The official line from the club is that Rodgers stepped down, but reading his criticism, carefully, you have to wonder why he permit it to reach this far down the line?

Assuming Rodgers is culpable of every one of the accusations that Desmond is alleging he's responsible for, then it is reasonable to ask why had been the manager not removed?

Desmond has charged him of distorting things in open forums that were inconsistent with the facts.

He claims Rodgers' statements "have contributed to a toxic atmosphere around the club and fuelled animosity towards members of the executive team and the directors. A portion of the criticism directed at them, and at their families, has been completely unjustified and unacceptable."

Such an extraordinary allegation, indeed. Lawyers might be preparing as we speak.

His Aspirations Clashed with the Club's Model Again

Looking back to happier times, they were close, the two men. The manager praised Desmond at all opportunities, expressed gratitude to him whenever possible. Rodgers deferred to him and, really, to no one other.

This was Desmond who drew the heat when his comeback occurred, post-Postecoglou.

It was the most controversial appointment, the reappearance of the returning hero for some supporters or, as other Celtic fans would have described it, the return of the shameless one, who departed in the lurch for Leicester.

The shareholder had his support. Gradually, the manager employed the persuasion, delivered the victories and the trophies, and an uneasy truce with the supporters turned into a love-in again.

There was always - always - going to be a point when Rodgers' ambition came in contact with Celtic's operational approach, though.

It happened in his initial tenure and it transpired once more, with added intensity, recently. Rodgers publicly commented about the sluggish way the team conducted their transfer business, the endless delay for prospects to be secured, then not landed, as was frequently the case as far as he was concerned.

Time and again he spoke about the necessity for what he termed "agility" in the transfer window. The fans concurred with him.

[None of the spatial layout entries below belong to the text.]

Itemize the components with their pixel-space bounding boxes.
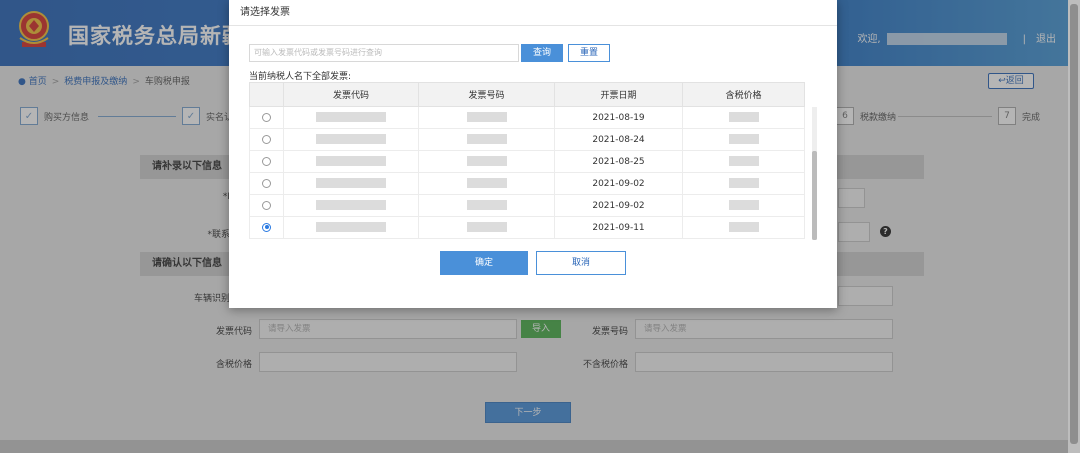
redacted-value — [466, 134, 507, 145]
table-row[interactable]: 2021-08-25 — [249, 150, 805, 173]
dialog-scroll-thumb[interactable] — [812, 151, 817, 240]
select-invoice-dialog: 请选择发票 可输入发票代码或发票号码进行查询 查询 重置 当前纳税人名下全部发票… — [229, 0, 837, 308]
reset-button[interactable]: 重置 — [568, 44, 610, 62]
invoice-number-cell — [418, 150, 555, 173]
price-cell — [682, 216, 805, 239]
redacted-value — [728, 222, 759, 233]
redacted-value — [466, 222, 507, 233]
issue-date-cell: 2021-08-19 — [554, 106, 683, 129]
col-tax-inclusive-price: 含税价格 — [682, 82, 805, 107]
invoice-search-input[interactable]: 可输入发票代码或发票号码进行查询 — [249, 44, 519, 62]
issue-date-cell: 2021-08-25 — [554, 150, 683, 173]
select-cell[interactable] — [249, 216, 284, 239]
redacted-value — [728, 200, 759, 211]
redacted-value — [316, 156, 386, 167]
table-row[interactable]: 2021-09-11 — [249, 216, 805, 239]
row-radio-selected[interactable] — [262, 222, 271, 232]
invoice-code-cell — [283, 172, 419, 195]
issue-date-cell: 2021-09-02 — [554, 194, 683, 217]
redacted-value — [316, 200, 386, 211]
cancel-button[interactable]: 取消 — [536, 251, 626, 275]
redacted-value — [316, 178, 386, 189]
select-cell[interactable] — [249, 172, 284, 195]
col-invoice-code: 发票代码 — [283, 82, 419, 107]
confirm-button[interactable]: 确定 — [440, 251, 528, 275]
invoice-number-cell — [418, 106, 555, 129]
invoice-number-cell — [418, 216, 555, 239]
redacted-value — [316, 112, 386, 123]
select-cell[interactable] — [249, 194, 284, 217]
invoice-code-cell — [283, 106, 419, 129]
redacted-value — [728, 178, 759, 189]
dialog-title: 请选择发票 — [229, 0, 837, 26]
table-row[interactable]: 2021-09-02 — [249, 194, 805, 217]
select-cell[interactable] — [249, 150, 284, 173]
row-radio[interactable] — [262, 200, 271, 210]
select-cell[interactable] — [249, 128, 284, 151]
issue-date-cell: 2021-08-24 — [554, 128, 683, 151]
row-radio[interactable] — [262, 112, 271, 122]
redacted-value — [728, 112, 759, 123]
redacted-value — [728, 134, 759, 145]
table-row[interactable]: 2021-08-24 — [249, 128, 805, 151]
page-scrollbar[interactable] — [1068, 0, 1080, 453]
dialog-table-scrollbar[interactable] — [812, 107, 817, 240]
query-button[interactable]: 查询 — [521, 44, 563, 62]
invoice-code-cell — [283, 150, 419, 173]
redacted-value — [728, 156, 759, 167]
redacted-value — [316, 134, 386, 145]
invoice-table: 发票代码 发票号码 开票日期 含税价格 2021-08-19 2021-08-2… — [249, 82, 805, 239]
issue-date-cell: 2021-09-11 — [554, 216, 683, 239]
redacted-value — [466, 178, 507, 189]
table-row[interactable]: 2021-08-19 — [249, 106, 805, 129]
price-cell — [682, 172, 805, 195]
price-cell — [682, 194, 805, 217]
invoice-code-cell — [283, 128, 419, 151]
select-cell[interactable] — [249, 106, 284, 129]
invoice-list-caption: 当前纳税人名下全部发票: — [249, 72, 352, 82]
invoice-code-cell — [283, 216, 419, 239]
invoice-number-cell — [418, 128, 555, 151]
col-invoice-number: 发票号码 — [418, 82, 555, 107]
table-header-row: 发票代码 发票号码 开票日期 含税价格 — [249, 82, 805, 107]
invoice-number-cell — [418, 172, 555, 195]
invoice-number-cell — [418, 194, 555, 217]
price-cell — [682, 106, 805, 129]
price-cell — [682, 128, 805, 151]
row-radio[interactable] — [262, 178, 271, 188]
search-placeholder: 可输入发票代码或发票号码进行查询 — [254, 48, 382, 57]
row-radio[interactable] — [262, 156, 271, 166]
price-cell — [682, 150, 805, 173]
redacted-value — [466, 200, 507, 211]
table-row[interactable]: 2021-09-02 — [249, 172, 805, 195]
row-radio[interactable] — [262, 134, 271, 144]
redacted-value — [466, 156, 507, 167]
col-select — [249, 82, 284, 107]
col-issue-date: 开票日期 — [554, 82, 683, 107]
page-scroll-thumb[interactable] — [1070, 4, 1078, 444]
redacted-value — [316, 222, 386, 233]
issue-date-cell: 2021-09-02 — [554, 172, 683, 195]
redacted-value — [466, 112, 507, 123]
invoice-code-cell — [283, 194, 419, 217]
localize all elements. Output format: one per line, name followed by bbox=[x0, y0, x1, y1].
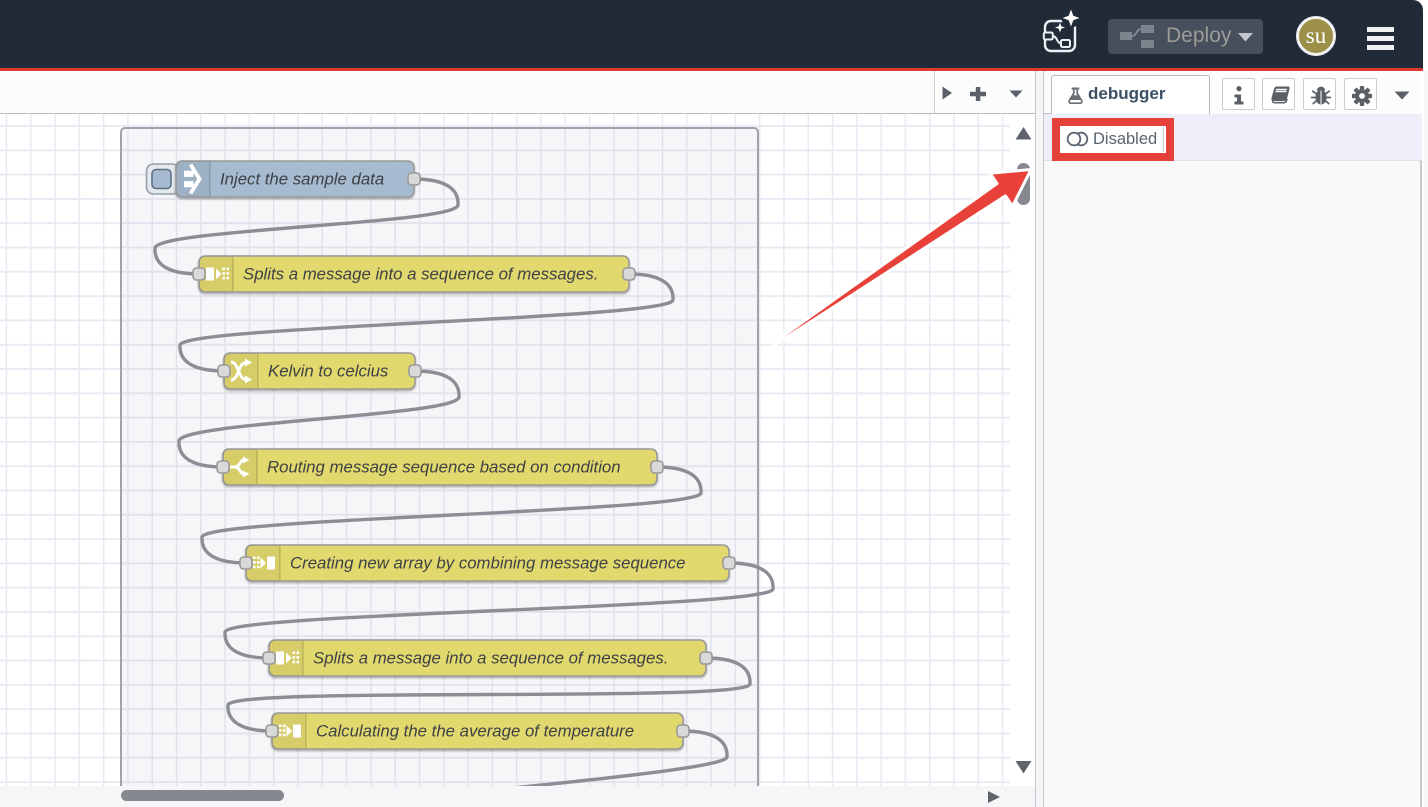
svg-text:Routing message sequence based: Routing message sequence based on condit… bbox=[267, 458, 621, 477]
svg-text:Inject the sample data: Inject the sample data bbox=[220, 170, 384, 189]
svg-text:Splits a message into a sequen: Splits a message into a sequence of mess… bbox=[313, 649, 668, 668]
svg-text:Creating new array by combinin: Creating new array by combining message … bbox=[290, 554, 686, 573]
svg-text:Calculating the the average of: Calculating the the average of temperatu… bbox=[316, 722, 634, 741]
svg-text:Kelvin to celcius: Kelvin to celcius bbox=[268, 362, 389, 381]
svg-text:Splits a message into a sequen: Splits a message into a sequence of mess… bbox=[243, 265, 598, 284]
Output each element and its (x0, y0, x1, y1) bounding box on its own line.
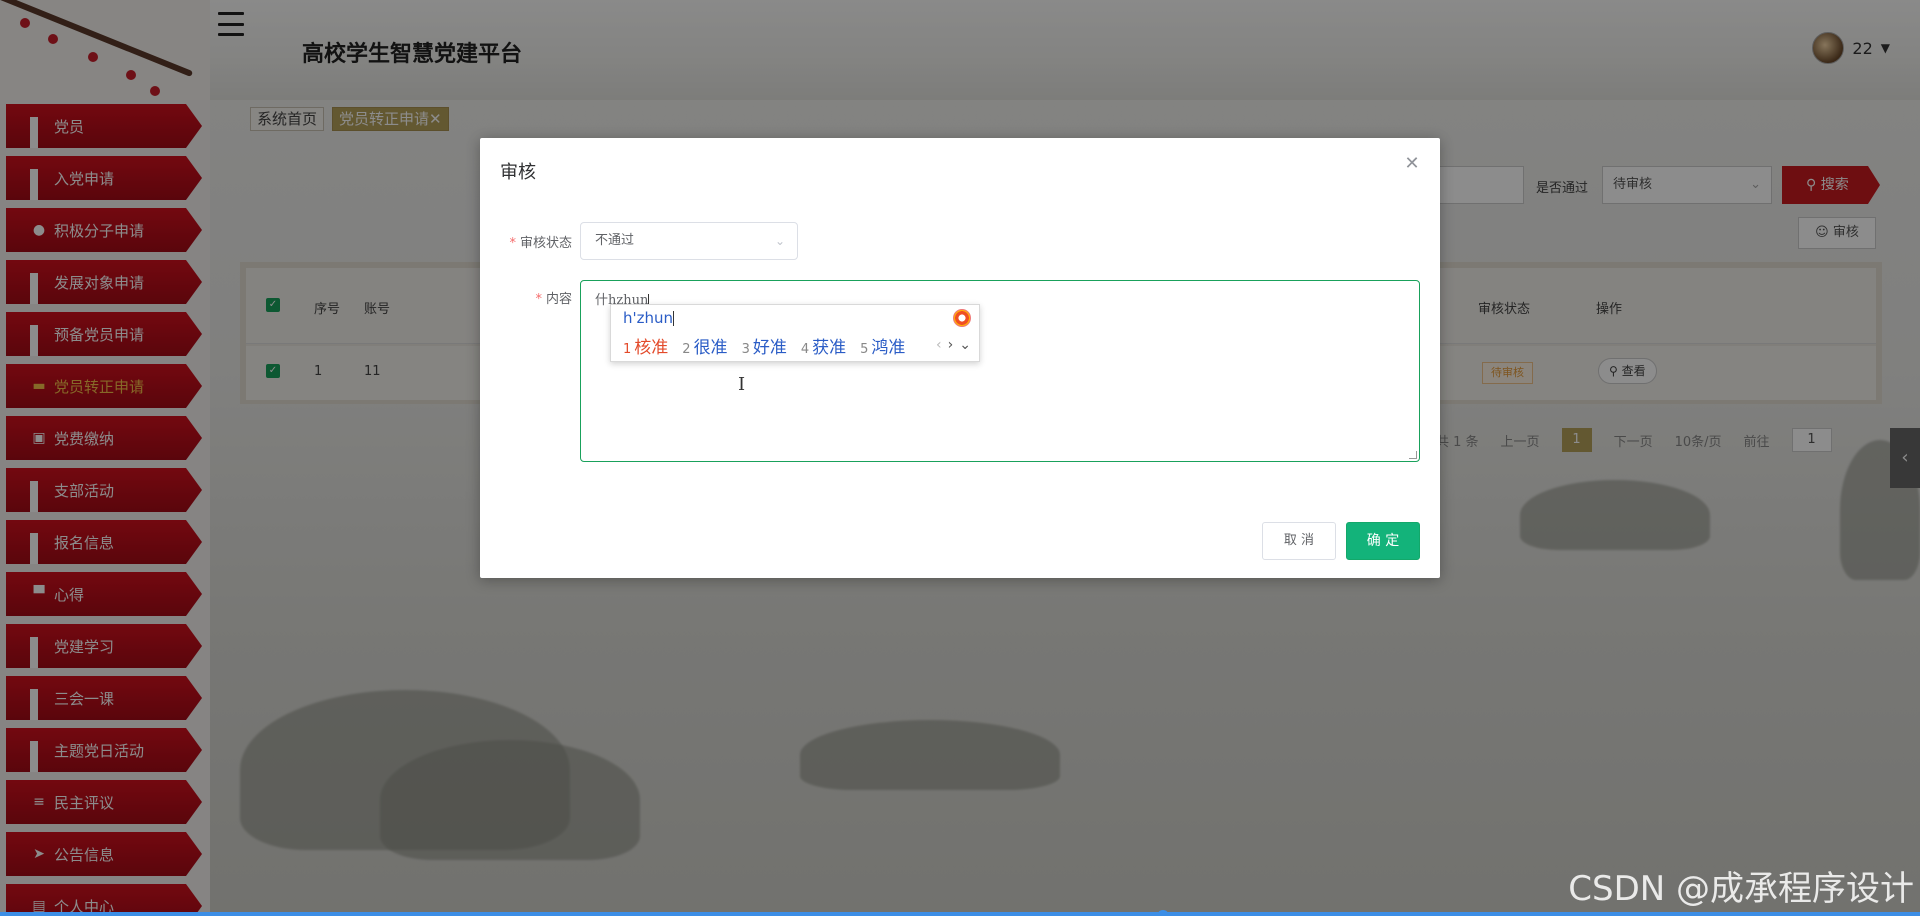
watermark: CSDN @成承程序设计 (1568, 869, 1914, 909)
resize-handle[interactable] (1409, 451, 1417, 459)
chevron-down-icon: ⌄ (774, 234, 785, 248)
close-icon[interactable]: ✕ (1404, 155, 1420, 173)
dialog-title: 审核 (500, 162, 536, 183)
chevron-left-icon[interactable]: ‹ (936, 337, 942, 353)
progress-bar (0, 912, 1920, 916)
status-select[interactable]: 不通过 ⌄ (580, 222, 798, 260)
content-label: * 内容 (535, 292, 572, 307)
cancel-button[interactable]: 取 消 (1262, 522, 1336, 560)
progress-handle[interactable] (1158, 910, 1168, 916)
ime-logo-icon[interactable] (953, 309, 971, 327)
ime-candidate-window: h'zhun 1 核准 2 很准 3 好准 4 获准 5 鸿准 ‹ › ⌄ (610, 304, 980, 362)
ime-candidate[interactable]: 3 好准 (742, 333, 787, 358)
ime-candidates: 1 核准 2 很准 3 好准 4 获准 5 鸿准 (623, 333, 905, 358)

Despite the club splurged unprecedented sums of funds in a calendar year on the £11m Arne Engels, the £9m Adam Idah and the significant further acquisition - all of whom have performed well to date, with Idah already having departed - Rodgers demanded more and more and, oftentimes, he did it in public.

He planted a bomb about a internal disunity within the team and then walked away. Upon questioning about his remarks at his subsequent news conference he would usually downplay it and nearly contradict what he said.

Lack of cohesion? Not at all, everybody is aligned, he'd claim. It looked like Rodgers was playing a risky strategy.

Earlier this year there was a report in a publication that purportedly originated from a source associated with the organization. It claimed that Rodgers was damaging the team with his open criticisms and that his true aim was orchestrating his exit strategy.

He desired not to be there and he was engineering his way out, this was the tone of the article.

Supporters were enraged. They now viewed him as akin to a sacrificial figure who might be removed on his shield because his board members did not support his plans to achieve triumph.

The leak was damaging, of course, and it was intended to hurt him, which it accomplished. He demanded for an investigation and for the guilty person to be removed. Whether there was a probe then we heard nothing further about it.

At that point it was clear the manager was shedding the backing of the individuals in charge.

The regular {gripes

Timothy Hanson
Timothy Hanson

Award-winning journalist with a passion for investigative reporting and storytelling, based in London.